Easy Sweet-and-Sour Meatballs Recipe
- 1 can (20 ounces) unsweetened pineapple chunks
- 1 package (12 ounces) frozen fully cooked homestyle meatballs, thawed
- 1 large green pepper, cut into 1-inch pieces
- 3 tablespoons cornstarch
- 1/3 cup cold water
- 3 tablespoons cider vinegar
- 1 tablespoon soy sauce
- 1/2 cup packed brown sugar
- Hot cooked rice, optional
- 1. Drain pineapple, reserving juice. Set pineapple aside. Add enough water to juice if needed to measure 1 cup. In a large skillet over medium heat, cook the meatballs, green pepper and juice mixture until heated through.

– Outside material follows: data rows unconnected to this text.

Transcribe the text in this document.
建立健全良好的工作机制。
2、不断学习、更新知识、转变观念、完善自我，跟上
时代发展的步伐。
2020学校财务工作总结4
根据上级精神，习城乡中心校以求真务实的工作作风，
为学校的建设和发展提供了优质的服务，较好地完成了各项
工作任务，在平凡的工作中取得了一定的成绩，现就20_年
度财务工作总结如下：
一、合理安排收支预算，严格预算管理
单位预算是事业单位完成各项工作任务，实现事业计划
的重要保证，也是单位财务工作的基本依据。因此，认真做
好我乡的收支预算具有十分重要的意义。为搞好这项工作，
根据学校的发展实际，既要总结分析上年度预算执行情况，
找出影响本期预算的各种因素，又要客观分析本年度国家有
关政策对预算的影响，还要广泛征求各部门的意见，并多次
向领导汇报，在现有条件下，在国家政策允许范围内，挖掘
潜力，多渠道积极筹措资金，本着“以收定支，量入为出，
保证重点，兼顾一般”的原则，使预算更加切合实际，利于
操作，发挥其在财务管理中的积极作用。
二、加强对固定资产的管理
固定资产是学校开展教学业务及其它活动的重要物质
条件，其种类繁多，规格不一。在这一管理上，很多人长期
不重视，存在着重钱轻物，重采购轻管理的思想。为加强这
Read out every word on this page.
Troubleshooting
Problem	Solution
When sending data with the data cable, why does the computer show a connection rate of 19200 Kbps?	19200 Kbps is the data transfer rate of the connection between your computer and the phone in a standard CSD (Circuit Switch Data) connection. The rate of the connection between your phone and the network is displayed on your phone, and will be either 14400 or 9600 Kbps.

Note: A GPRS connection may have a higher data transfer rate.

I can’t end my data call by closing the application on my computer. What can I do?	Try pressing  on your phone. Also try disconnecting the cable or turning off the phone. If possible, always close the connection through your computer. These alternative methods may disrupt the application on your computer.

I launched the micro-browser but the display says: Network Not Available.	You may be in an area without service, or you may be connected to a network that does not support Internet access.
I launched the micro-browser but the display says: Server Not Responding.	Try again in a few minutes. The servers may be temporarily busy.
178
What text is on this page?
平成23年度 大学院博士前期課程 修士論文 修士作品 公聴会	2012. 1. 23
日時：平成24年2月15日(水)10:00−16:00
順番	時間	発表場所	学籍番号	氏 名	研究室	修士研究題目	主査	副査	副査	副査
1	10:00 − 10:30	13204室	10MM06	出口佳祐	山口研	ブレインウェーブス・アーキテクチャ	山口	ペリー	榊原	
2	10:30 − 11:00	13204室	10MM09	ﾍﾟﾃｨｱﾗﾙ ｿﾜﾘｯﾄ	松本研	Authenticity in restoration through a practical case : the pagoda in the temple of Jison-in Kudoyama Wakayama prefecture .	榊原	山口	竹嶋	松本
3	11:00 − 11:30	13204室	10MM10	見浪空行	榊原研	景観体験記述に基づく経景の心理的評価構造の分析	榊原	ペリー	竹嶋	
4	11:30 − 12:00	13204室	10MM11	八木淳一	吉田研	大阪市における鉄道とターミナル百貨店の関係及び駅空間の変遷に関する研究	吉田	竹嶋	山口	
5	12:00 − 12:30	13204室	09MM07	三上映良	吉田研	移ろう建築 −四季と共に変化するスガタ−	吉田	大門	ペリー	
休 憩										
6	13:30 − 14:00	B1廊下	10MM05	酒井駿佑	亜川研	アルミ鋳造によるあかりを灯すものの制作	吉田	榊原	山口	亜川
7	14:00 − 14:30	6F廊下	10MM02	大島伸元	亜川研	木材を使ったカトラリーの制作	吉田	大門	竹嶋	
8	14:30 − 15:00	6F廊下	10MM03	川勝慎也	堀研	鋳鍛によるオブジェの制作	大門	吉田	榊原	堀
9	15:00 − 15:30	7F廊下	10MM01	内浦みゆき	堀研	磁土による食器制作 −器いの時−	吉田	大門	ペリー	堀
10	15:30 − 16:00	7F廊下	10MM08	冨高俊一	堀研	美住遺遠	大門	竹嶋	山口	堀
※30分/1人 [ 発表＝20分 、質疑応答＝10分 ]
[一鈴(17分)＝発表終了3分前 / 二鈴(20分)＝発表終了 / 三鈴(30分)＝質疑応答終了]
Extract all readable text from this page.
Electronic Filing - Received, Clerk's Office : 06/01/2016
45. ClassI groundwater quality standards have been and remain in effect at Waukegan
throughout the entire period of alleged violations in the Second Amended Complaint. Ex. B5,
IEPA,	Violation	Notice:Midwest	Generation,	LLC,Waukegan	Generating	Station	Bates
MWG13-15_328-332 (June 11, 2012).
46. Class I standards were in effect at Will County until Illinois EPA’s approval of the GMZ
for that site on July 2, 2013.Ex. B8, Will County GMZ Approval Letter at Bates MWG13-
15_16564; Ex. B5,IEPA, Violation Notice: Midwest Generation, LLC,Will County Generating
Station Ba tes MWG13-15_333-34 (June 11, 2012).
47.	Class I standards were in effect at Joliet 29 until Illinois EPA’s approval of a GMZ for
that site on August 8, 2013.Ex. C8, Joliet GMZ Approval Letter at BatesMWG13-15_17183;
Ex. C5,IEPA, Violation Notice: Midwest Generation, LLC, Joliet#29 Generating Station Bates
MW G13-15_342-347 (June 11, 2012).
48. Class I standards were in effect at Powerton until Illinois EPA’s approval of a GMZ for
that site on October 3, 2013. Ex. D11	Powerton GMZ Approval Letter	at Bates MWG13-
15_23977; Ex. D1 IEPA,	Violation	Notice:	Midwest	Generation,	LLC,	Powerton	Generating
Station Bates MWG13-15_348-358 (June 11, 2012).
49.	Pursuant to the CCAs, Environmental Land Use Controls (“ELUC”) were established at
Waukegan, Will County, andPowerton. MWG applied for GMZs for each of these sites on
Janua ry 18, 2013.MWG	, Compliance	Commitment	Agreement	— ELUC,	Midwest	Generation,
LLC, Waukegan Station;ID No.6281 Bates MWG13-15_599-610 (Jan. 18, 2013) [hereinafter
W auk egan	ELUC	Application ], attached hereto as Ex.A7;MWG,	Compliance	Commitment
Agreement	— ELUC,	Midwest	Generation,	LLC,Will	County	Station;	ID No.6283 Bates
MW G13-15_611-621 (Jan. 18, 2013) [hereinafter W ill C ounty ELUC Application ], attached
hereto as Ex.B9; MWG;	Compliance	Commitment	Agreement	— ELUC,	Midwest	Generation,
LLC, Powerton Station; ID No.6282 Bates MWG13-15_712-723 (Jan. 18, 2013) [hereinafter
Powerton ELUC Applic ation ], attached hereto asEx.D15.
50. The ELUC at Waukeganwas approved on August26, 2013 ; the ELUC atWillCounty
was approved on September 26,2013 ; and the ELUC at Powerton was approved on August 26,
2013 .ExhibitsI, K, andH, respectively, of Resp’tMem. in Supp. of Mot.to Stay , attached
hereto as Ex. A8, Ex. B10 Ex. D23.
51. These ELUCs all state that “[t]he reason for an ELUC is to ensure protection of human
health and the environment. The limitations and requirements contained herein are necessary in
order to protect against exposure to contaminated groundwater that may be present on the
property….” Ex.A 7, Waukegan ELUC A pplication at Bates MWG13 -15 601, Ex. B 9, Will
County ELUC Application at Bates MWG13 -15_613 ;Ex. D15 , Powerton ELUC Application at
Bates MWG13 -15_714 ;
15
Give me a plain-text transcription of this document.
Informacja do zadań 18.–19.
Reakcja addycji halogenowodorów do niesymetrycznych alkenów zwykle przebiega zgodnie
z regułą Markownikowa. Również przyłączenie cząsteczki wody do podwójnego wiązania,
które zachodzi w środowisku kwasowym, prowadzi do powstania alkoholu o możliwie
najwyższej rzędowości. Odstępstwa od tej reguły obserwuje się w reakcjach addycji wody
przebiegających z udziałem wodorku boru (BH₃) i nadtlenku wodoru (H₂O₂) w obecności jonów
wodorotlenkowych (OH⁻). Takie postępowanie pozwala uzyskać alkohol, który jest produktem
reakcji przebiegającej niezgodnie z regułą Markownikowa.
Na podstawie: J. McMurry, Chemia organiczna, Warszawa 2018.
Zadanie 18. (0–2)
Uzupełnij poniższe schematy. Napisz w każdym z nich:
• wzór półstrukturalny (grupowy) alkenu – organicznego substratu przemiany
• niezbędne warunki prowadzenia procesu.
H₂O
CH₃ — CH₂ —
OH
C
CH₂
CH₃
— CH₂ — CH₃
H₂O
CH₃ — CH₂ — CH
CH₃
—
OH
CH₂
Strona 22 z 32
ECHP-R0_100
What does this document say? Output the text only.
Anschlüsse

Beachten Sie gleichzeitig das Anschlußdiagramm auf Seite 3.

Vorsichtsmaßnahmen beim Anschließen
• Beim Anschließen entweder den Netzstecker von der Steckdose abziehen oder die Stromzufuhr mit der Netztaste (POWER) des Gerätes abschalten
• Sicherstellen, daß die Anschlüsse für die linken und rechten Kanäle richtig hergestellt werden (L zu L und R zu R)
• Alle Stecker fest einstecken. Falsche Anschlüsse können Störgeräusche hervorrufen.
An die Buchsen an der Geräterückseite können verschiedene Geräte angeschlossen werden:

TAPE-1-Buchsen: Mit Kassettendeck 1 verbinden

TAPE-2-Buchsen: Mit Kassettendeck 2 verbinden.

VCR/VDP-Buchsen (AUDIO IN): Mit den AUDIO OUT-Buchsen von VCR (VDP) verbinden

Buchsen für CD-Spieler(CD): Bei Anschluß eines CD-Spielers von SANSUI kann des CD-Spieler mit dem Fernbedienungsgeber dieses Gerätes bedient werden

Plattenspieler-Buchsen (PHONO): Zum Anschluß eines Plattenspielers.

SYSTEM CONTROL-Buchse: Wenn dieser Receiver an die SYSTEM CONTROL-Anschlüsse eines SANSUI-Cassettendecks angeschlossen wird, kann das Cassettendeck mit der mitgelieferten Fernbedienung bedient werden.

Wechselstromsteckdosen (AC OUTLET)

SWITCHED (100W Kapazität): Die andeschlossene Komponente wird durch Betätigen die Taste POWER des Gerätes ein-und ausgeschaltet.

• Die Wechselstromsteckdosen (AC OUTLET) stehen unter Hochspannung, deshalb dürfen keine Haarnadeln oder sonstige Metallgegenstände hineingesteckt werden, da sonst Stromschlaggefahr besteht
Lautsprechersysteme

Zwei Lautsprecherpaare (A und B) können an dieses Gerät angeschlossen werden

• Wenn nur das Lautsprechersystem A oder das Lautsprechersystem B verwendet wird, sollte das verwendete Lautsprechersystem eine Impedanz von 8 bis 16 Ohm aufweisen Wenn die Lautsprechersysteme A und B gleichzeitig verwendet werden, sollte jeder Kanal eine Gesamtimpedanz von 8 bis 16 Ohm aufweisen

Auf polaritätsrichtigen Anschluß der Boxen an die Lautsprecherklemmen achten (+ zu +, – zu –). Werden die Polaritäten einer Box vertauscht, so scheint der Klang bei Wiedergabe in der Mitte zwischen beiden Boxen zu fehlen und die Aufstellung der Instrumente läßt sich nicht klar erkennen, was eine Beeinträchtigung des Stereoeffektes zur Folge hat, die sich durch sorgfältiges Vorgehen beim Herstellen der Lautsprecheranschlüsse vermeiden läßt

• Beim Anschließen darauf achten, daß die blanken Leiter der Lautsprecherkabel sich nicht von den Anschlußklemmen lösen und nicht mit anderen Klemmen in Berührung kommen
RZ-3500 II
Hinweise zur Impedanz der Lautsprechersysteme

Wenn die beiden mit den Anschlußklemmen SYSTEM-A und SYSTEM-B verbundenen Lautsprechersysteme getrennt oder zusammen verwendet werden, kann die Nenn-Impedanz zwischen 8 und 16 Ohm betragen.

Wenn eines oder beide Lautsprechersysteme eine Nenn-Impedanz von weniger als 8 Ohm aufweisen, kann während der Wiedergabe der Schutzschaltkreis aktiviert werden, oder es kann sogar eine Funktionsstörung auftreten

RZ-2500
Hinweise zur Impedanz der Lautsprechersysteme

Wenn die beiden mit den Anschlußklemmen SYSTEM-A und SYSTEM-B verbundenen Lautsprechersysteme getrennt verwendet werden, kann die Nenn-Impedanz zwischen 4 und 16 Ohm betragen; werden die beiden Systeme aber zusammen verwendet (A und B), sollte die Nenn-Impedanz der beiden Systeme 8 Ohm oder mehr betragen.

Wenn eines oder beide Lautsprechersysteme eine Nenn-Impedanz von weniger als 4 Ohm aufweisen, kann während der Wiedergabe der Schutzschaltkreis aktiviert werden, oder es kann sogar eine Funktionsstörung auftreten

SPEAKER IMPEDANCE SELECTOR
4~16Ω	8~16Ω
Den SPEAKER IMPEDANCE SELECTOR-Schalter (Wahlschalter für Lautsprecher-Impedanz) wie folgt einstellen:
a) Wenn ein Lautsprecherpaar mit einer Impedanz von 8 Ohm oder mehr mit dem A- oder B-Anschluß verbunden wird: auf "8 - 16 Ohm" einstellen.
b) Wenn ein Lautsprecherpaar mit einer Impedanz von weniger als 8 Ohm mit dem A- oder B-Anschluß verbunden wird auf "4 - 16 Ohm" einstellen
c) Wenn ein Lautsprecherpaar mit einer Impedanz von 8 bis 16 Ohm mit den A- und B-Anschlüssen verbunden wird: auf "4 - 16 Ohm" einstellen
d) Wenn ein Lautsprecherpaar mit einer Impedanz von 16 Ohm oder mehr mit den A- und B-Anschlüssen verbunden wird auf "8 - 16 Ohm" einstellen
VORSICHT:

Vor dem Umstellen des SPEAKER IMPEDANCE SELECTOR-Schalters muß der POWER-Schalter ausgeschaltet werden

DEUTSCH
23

- 2. In a small bowl, combine the cornstarch, cold water, vinegar and soy sauce until smooth. Add brown sugar and reserved pineapple to the pan; stir in cornstarch mixture. Bring to a boil; cook and stir for 2 minutes or until thickened. Serve with rice if desired. Yield: 6 servings.
5 meatballs with about 1/2 cup sauce (calculated without rice) equals 226 calories, 5 g fat (2 g saturated fat), 29 mg cholesterol, 206 mg sodium, 40 g carbohydrate, 1 g fiber, 7 g protein.
Medium-Bodied Red Wine
Enjoy this recipe with a medium-bodied red wine such as Chianti, Sangiovese, Malbec or Zinfandel.